A bad psych eval forced former Marine sniper Levi Kane to step back from special operator assignments, but the shadowy Bartholomew approaches him for an outside the box gig. Drugged unconscious on the flight over, Kane has no idea where his outpost is located. It is just him relieving the apparently British sounding J.D. in the brutalist concrete post-war fortification, unless you count Drasa, the sentry stationed across from him on the eastern side of the gorge.
Technically, they are not supposed to have contact, but they inevitably work together when the monstrous mutant hordes come streaming out of the gorge. Soon, they start communicating and even flirting via sketchpad and wipe boards. Even if they were not the only man and woman for miles around, they would probably still be interested in each other, so Kane sets about surmounting the insurmountable gulf between them. Then, the monsters attack.

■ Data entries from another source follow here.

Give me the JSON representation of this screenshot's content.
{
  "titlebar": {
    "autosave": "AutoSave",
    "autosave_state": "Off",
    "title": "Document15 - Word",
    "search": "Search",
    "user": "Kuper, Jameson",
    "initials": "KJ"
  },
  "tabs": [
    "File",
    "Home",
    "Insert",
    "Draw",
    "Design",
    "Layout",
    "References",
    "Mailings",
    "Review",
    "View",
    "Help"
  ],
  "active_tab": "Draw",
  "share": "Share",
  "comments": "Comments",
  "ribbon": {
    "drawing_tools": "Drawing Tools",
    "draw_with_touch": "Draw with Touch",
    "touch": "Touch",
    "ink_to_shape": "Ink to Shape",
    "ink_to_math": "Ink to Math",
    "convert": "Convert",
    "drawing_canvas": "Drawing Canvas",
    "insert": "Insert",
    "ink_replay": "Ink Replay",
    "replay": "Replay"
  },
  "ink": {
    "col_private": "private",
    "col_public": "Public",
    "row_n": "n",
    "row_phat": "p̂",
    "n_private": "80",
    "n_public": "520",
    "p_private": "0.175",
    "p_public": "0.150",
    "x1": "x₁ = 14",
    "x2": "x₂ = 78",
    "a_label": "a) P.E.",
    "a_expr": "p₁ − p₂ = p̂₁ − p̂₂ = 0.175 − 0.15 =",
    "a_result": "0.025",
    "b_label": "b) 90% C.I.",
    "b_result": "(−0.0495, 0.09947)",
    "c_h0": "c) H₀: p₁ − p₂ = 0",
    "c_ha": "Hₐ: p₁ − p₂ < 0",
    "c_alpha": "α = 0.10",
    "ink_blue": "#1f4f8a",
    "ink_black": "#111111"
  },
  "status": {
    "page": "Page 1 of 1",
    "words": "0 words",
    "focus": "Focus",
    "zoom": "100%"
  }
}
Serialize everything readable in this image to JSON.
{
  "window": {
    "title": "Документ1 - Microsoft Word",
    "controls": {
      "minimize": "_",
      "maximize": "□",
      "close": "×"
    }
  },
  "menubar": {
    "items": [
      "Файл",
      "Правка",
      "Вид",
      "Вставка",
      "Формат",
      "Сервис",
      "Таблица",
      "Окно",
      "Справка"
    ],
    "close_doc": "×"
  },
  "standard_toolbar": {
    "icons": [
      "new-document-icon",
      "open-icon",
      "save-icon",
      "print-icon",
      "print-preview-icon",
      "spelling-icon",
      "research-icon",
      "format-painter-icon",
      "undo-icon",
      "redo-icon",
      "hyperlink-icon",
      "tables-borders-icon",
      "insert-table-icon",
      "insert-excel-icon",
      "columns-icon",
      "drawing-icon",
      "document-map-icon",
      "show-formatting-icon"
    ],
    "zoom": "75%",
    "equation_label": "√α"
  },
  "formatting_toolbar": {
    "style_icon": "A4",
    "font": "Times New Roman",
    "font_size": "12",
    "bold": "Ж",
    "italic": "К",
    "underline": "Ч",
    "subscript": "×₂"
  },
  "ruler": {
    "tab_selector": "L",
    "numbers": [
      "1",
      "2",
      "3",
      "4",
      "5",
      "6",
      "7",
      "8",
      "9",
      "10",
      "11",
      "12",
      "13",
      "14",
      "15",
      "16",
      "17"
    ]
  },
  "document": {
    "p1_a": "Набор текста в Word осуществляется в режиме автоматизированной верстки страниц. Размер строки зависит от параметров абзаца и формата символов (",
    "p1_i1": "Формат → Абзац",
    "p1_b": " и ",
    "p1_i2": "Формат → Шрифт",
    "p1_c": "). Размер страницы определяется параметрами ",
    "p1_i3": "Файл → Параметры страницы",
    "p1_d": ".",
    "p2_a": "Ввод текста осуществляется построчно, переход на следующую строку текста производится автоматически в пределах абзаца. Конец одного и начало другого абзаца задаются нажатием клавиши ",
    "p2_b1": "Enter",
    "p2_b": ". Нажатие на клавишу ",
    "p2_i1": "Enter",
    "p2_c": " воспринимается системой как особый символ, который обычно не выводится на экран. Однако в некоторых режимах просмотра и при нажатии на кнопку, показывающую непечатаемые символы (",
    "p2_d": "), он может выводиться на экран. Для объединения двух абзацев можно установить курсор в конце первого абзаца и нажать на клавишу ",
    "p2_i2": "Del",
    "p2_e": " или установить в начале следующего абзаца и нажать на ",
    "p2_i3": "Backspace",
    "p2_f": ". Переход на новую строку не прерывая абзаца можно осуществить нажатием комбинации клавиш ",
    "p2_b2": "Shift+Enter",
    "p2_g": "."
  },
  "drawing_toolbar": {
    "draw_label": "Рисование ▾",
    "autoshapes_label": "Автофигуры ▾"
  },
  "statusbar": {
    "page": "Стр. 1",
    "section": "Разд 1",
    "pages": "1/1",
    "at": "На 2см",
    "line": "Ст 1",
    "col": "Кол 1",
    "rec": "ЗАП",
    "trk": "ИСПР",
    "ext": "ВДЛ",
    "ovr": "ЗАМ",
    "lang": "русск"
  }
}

Basically, the so-called “Hollow Men” creatures look a lot like Groot from Guardians of the Galaxy, but some of the special ones have Xenomorph-like attributes. They are super-bad news, but Kane and Drasa soon suspect they did not simply spring out of the ground. Frankly, the deep state conspiracy elements really do not make much sense. Of course, it is even more far-fetched to think the Russian government would dispatch Drasa to eliminate a war-profiteering oligarch who manufactures landmines, as screenwriter Zach Dean ludicrously suggests early in the film. Such a death-merchant would be part of Putin’s bedrock support system in real life.
Nevertheless, the young-snipers-in-love chemistry between co-leads Anya Taylor-Joy and Miles Teller is surprisingly—maybe even shockingly—appealing. There are real sparks and also plenty of tracer bullets. At its best, the vibe of The Gorge is reminiscent of the original Predator and Cameron’s Aliens, with a neo-Cold War romance mixed in. It doesn’t hurt to have Sigourney Weaver chewing the scenery and emulating every dodgy company exec she faced in the Alien franchise, as Bartholomew.
Some of the political trappings are not particularly well thought-out, but Dean deserves credit for all the T.S. Eliot references, starting with the Hollow Men themselves. The horror elements are not as scary as Derrickson’s The Black Phone, but the genre action delivers a lot of tension and thrills.
The hulking concrete outposts also serve as highly atmospheric and evocative settings. This is a bad place, haunted by bad things, but viewers will root for Drasa and Kane to survive. Weirdly, it is not at all a terrible choice for Valentine’s viewing either. Enthusiastically recommended for fans of military-themed monster movies, The Gorge starts streaming tomorrow (2/14) on Apple TV+.